In On Trying to Understand Life as Plant, Sanders, writes through an analysis of accumulated data, engaging with student-teacher and public visitor responses to Snæbjörnsdóttir/Wilson’s art interventions in Gothenburg, Botanical Gardens.
Eriksen, in Seeing Significance in Plants: A Role for Art in Botanical Gardens, writes in the context of the Anthropocene and extinction on ‘interpretation’ strategies and methods, through visual means, in the public presentation of plants.
Sigfúsdóttir in Seeing Beyond Science: Art as Epistemic Practice, examines the work of Snæbjörnsdóttir/Wilson, articulating the value and unique contributions to knowledge made possible by research through contemporary art-practice, in its capacity to destabilise and restore.

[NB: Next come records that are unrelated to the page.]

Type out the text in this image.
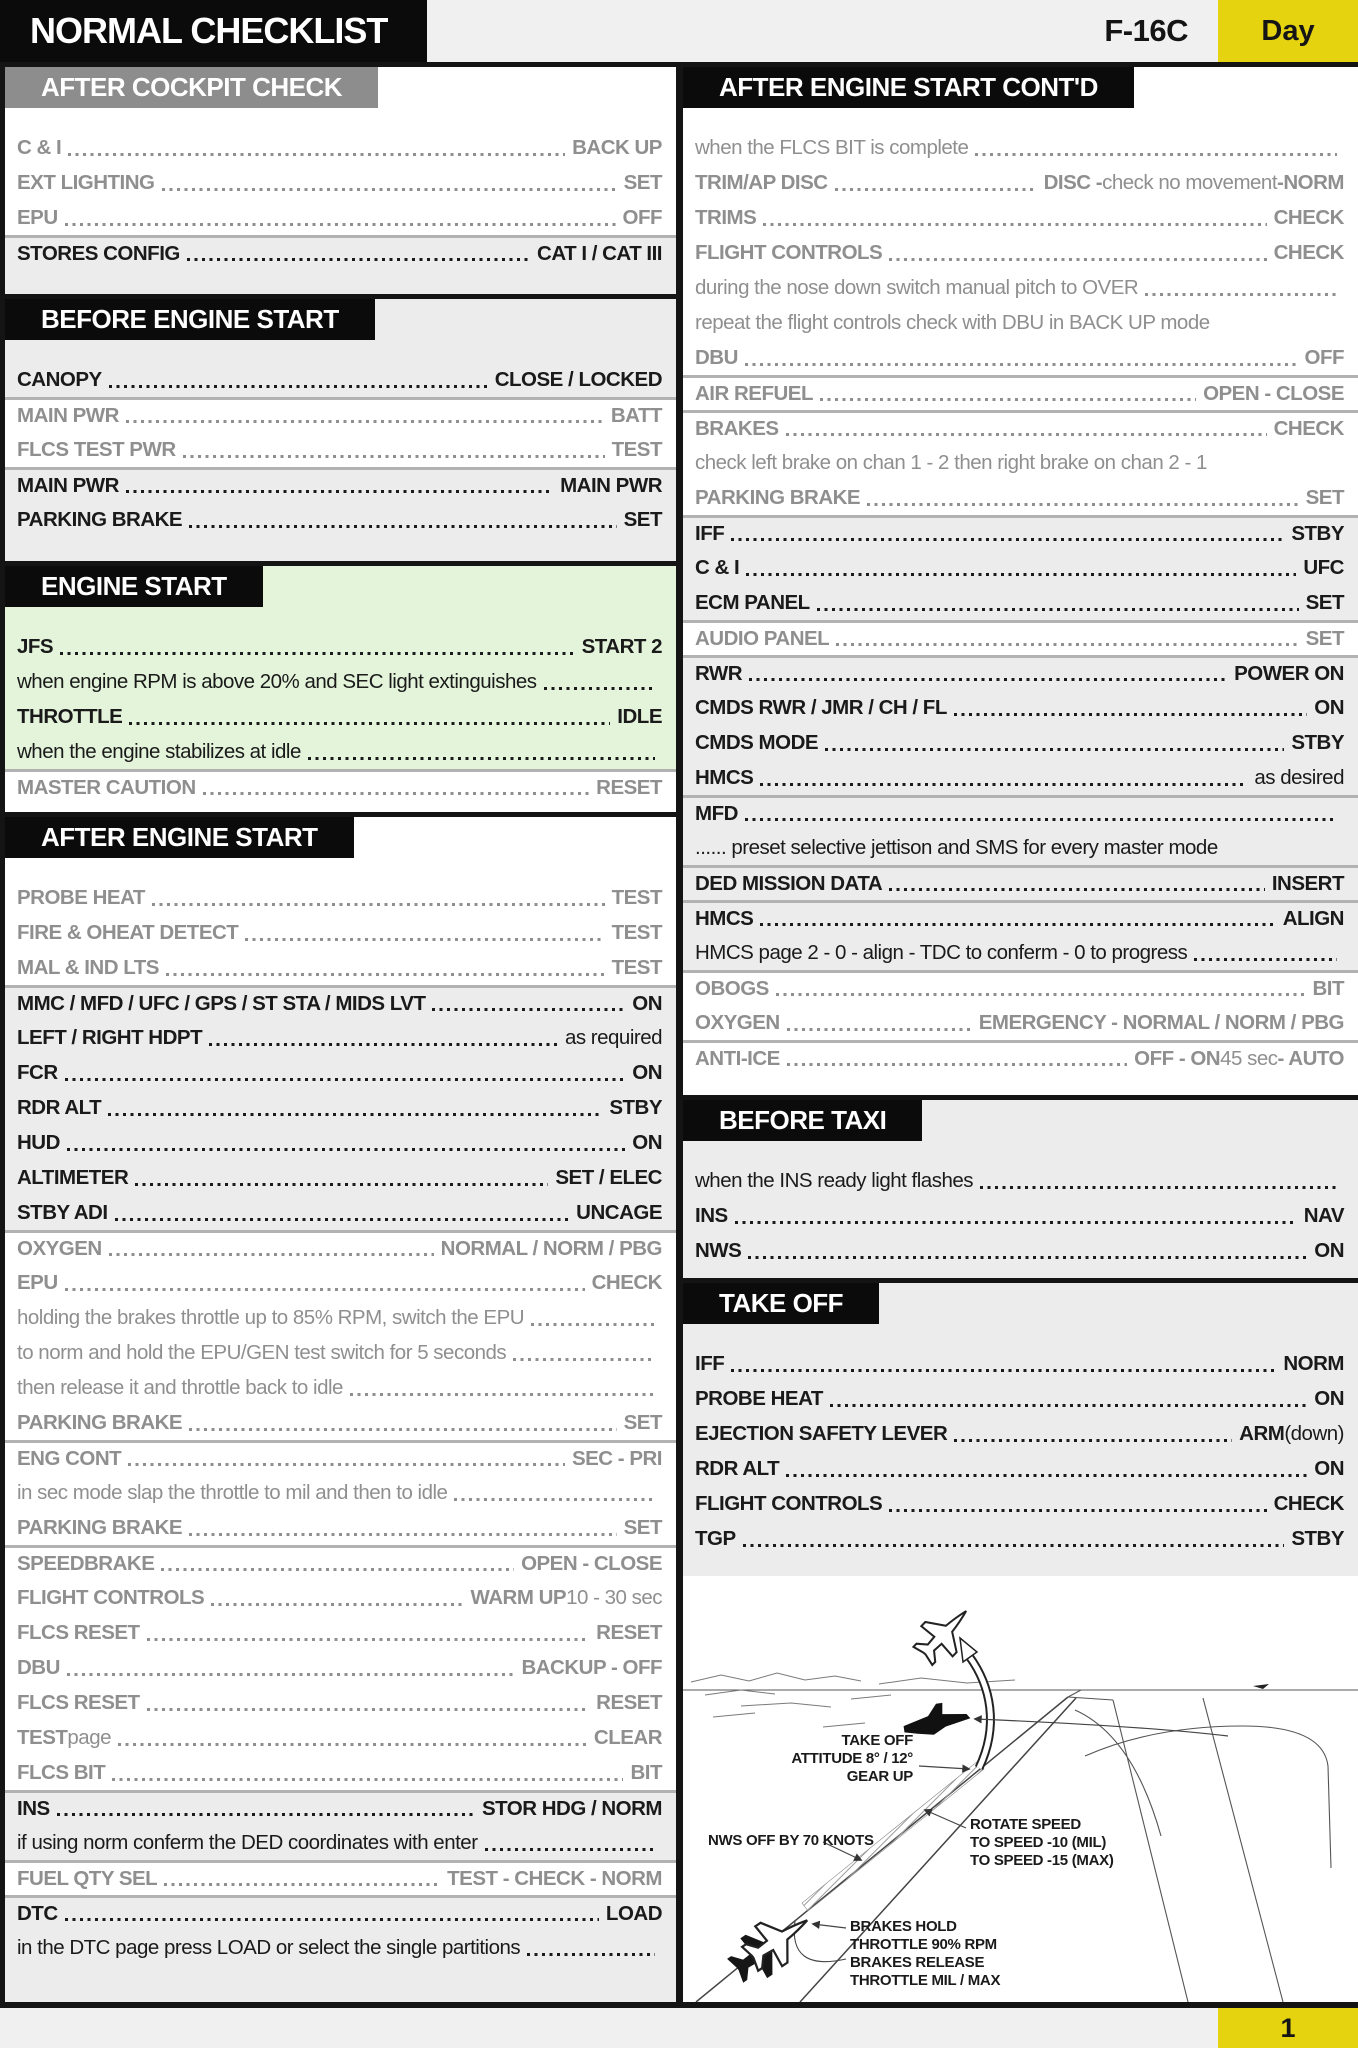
NORMAL CHECKLIST	F-16C	Day
AFTER COCKPIT CHECK
C & I	BACK UP
EXT LIGHTING	SET
EPU	OFF
STORES CONFIG	CAT I / CAT III
BEFORE ENGINE START
CANOPY	CLOSE / LOCKED
MAIN PWR	BATT
FLCS TEST PWR	TEST
MAIN PWR	MAIN PWR
PARKING BRAKE	SET
ENGINE START
JFS	START 2
when engine RPM is above 20% and SEC light extinguishes
THROTTLE	IDLE
when the engine stabilizes at idle
MASTER CAUTION	RESET
AFTER ENGINE START
PROBE HEAT	TEST
FIRE & OHEAT DETECT	TEST
MAL & IND LTS	TEST
MMC / MFD / UFC / GPS / ST STA / MIDS LVT	ON
LEFT / RIGHT HDPT	as required
FCR	ON
RDR ALT	STBY
HUD	ON
ALTIMETER	SET / ELEC
STBY ADI	UNCAGE
OXYGEN	NORMAL / NORM / PBG
EPU	CHECK
holding the brakes throttle up to 85% RPM, switch the EPU
to norm and hold the EPU/GEN test switch for 5 seconds
then release it and throttle back to idle
PARKING BRAKE	SET
ENG CONT	SEC - PRI
in sec mode slap the throttle to mil and then to idle
PARKING BRAKE	SET
SPEEDBRAKE	OPEN - CLOSE
FLIGHT CONTROLS	WARM UP 10 - 30 sec
FLCS RESET	RESET
DBU	BACKUP - OFF
FLCS RESET	RESET
TEST page	CLEAR
FLCS BIT	BIT
INS	STOR HDG / NORM
if using norm conferm the DED coordinates with enter
FUEL QTY SEL	TEST - CHECK - NORM
DTC	LOAD
in the DTC page press LOAD or select the single partitions
AFTER ENGINE START CONT'D
when the FLCS BIT is complete
TRIM/AP DISC	DISC - check no movement - NORM
TRIMS	CHECK
FLIGHT CONTROLS	CHECK
during the nose down switch manual pitch to OVER
repeat the flight controls check with DBU in BACK UP mode
DBU	OFF
AIR REFUEL	OPEN - CLOSE
BRAKES	CHECK
check left brake on chan 1 - 2 then right brake on chan 2 - 1
PARKING BRAKE	SET
IFF	STBY
C & I	UFC
ECM PANEL	SET
AUDIO PANEL	SET
RWR	POWER ON
CMDS RWR / JMR / CH / FL	ON
CMDS MODE	STBY
HMCS	as desired
MFD
...... preset selective jettison and SMS for every master mode
DED MISSION DATA	INSERT
HMCS	ALIGN
HMCS page 2 - 0 - align - TDC to conferm - 0 to progress
OBOGS	BIT
OXYGEN	EMERGENCY - NORMAL / NORM / PBG
ANTI-ICE	OFF - ON 45 sec - AUTO
BEFORE TAXI
when the INS ready light flashes
INS	NAV
NWS	ON
TAKE OFF
IFF	NORM
PROBE HEAT	ON
EJECTION SAFETY LEVER	ARM (down)
RDR ALT	ON
FLIGHT CONTROLS	CHECK
TGP	STBY
TAKE OFF
ATTITUDE 8° / 12°
GEAR UP
NWS OFF BY 70 KNOTS
ROTATE SPEED
TO SPEED -10 (MIL)
TO SPEED -15 (MAX)
BRAKES HOLD
THROTTLE 90% RPM
BRAKES RELEASE
THROTTLE MIL / MAX
1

In a context of anthropology and art, Giovanni Aloi’s Botanical Decolonisation: In Defense of Cultivars, explores and critiques the complexities and contradictions of ‘decolonisation’ in its botanical applications.
In Plant Blindness Leads to Extinction Blindness, Affifi considers what is fatally overlooked by the failure to acknowledge the significance of individual plants in unique, co-constitutive environments.
In her philosophical critique, How Like a (Fig) Leaf, Turner reveals the precarious nature of historical human (male) positionings in a world of vegetal being.
BEYOND PLANT BLINDNESS: Seeing the Importance of Plants for a Sustainable World is edited by Mark Wilson, Bryndís Snæbjörnsdóttir and Dawn Sanders.